Word about the Platform spread, together with Ada Colau's popularity, when she appeared before a parliamentary committee on the mortgage. She reacted to a remark by a representative of the AEB, the Spanish Banking Association, by calling him a criminal.
The video went viral. Colau's twitter followers leapt to one hundred thousand and the Platform's website crashed. Her remark tapped into popular resentment about the role played by the banks which is deeply felt across the country.
"He boasted that Spain has got the best mortgage system in the whole world," she recalls. "I couldn't believe it when it has caused so much suffering. It was an instinctive reaction but calling him a criminal was the least I could do!"
Juan Jose Toribio, an adviser to the Spanish Banking Association, says Colau's attack on his colleague was unjustified.
He says the banks stopped evicting the most vulnerable families in 2012. That change in policy came after a 53-year woman died jumping from her fourth-floor apartment in northern Spain, hours before she was due to be forced out of her home.
This new policy only suspends evictions for two years but the Platform says thousands of vulnerable families are still being made homeless. According to the Bank of Spain, evictions accelerated in the first half of last year when more than 35,000 Spanish homes were seized by banks for non-payment.
Toribio denies that the banks are to blame for the evictions crisis.
"Maybe the central bank set interest rates too low but people behaved irresponsibly when they borrowed too much. Some banks or certain bank employees may have been at fault for lending to people who couldn't repay. But we only realised that afterwards, when the recession came. Before that it wasn't so clear."
Such arguments cut no ice with Ada. The platform has gone on to stage demonstrations outside the homes of politicians and bankers, and to occupy empty apartment blocks owned by the banks.
I visit one in the city of Sabadel, an hour from Barcelona. It is owned by Sareb, a financial entity created by the Spanish government and 40% funded by the taxpayer which allows private banks to get rid of property they cannot sell.

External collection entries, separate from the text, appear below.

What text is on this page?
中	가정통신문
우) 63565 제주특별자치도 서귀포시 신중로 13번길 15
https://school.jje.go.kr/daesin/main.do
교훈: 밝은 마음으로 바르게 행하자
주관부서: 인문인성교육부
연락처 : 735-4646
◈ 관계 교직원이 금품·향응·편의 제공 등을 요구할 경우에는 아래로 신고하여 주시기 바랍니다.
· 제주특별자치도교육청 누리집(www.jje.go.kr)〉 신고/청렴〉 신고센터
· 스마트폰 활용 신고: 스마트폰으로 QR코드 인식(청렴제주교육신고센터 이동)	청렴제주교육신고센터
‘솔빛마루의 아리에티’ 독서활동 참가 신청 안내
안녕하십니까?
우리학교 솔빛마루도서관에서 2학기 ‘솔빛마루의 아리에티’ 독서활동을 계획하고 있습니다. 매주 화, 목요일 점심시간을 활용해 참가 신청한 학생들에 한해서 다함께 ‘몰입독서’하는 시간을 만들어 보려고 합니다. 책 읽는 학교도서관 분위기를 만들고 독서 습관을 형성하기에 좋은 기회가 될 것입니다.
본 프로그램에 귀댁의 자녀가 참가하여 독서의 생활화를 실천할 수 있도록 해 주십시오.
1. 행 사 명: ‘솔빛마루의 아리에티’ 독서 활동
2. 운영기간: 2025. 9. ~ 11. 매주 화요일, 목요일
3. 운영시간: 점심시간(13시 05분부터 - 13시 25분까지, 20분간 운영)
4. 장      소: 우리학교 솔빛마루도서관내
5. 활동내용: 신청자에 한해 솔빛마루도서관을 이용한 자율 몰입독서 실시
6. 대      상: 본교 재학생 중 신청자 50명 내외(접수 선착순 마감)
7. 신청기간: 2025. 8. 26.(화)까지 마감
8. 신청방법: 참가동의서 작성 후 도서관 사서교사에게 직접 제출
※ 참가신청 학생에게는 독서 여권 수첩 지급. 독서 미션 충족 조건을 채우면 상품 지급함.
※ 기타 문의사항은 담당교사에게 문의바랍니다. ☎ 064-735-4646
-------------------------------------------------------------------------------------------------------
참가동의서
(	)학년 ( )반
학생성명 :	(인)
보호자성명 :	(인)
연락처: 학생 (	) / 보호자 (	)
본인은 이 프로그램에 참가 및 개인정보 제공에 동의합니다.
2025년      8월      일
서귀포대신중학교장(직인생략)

The building, now home to several families, has both water and electricity. As Juan Mente, one of the new residents, shows me his sleek kitchen, I wonder if it is fair that he pays no rent?
"These flats were partly paid for with taxpayers' money, so we have a right to be here," he says. "Anyway it makes no sense to have thousands of empty flats while people, including sick people and children, are living on the street."
He and his wife would be willing to pay a fair rent calculated according to household income, he says, but the banks and Sareb refuse to negotiate.
Ada Colau, who has been called a "Nazi" by some members of Prime Minister Mariano Rajoy's Popular Party, and "an angel" by her supporters, says she fits neither description.
"I'm not particularly intelligent, I'm not powerful. I'm just a normal person and that's what worries them most. It just shows how much power normal citizens can have," she says.
When I ask if she is a thorn in the side of the government, she gives a throaty laugh. "In Spain we have another expression - a grain of sand in the bum! But we will never give up our fight for justice - that is absolutely certain."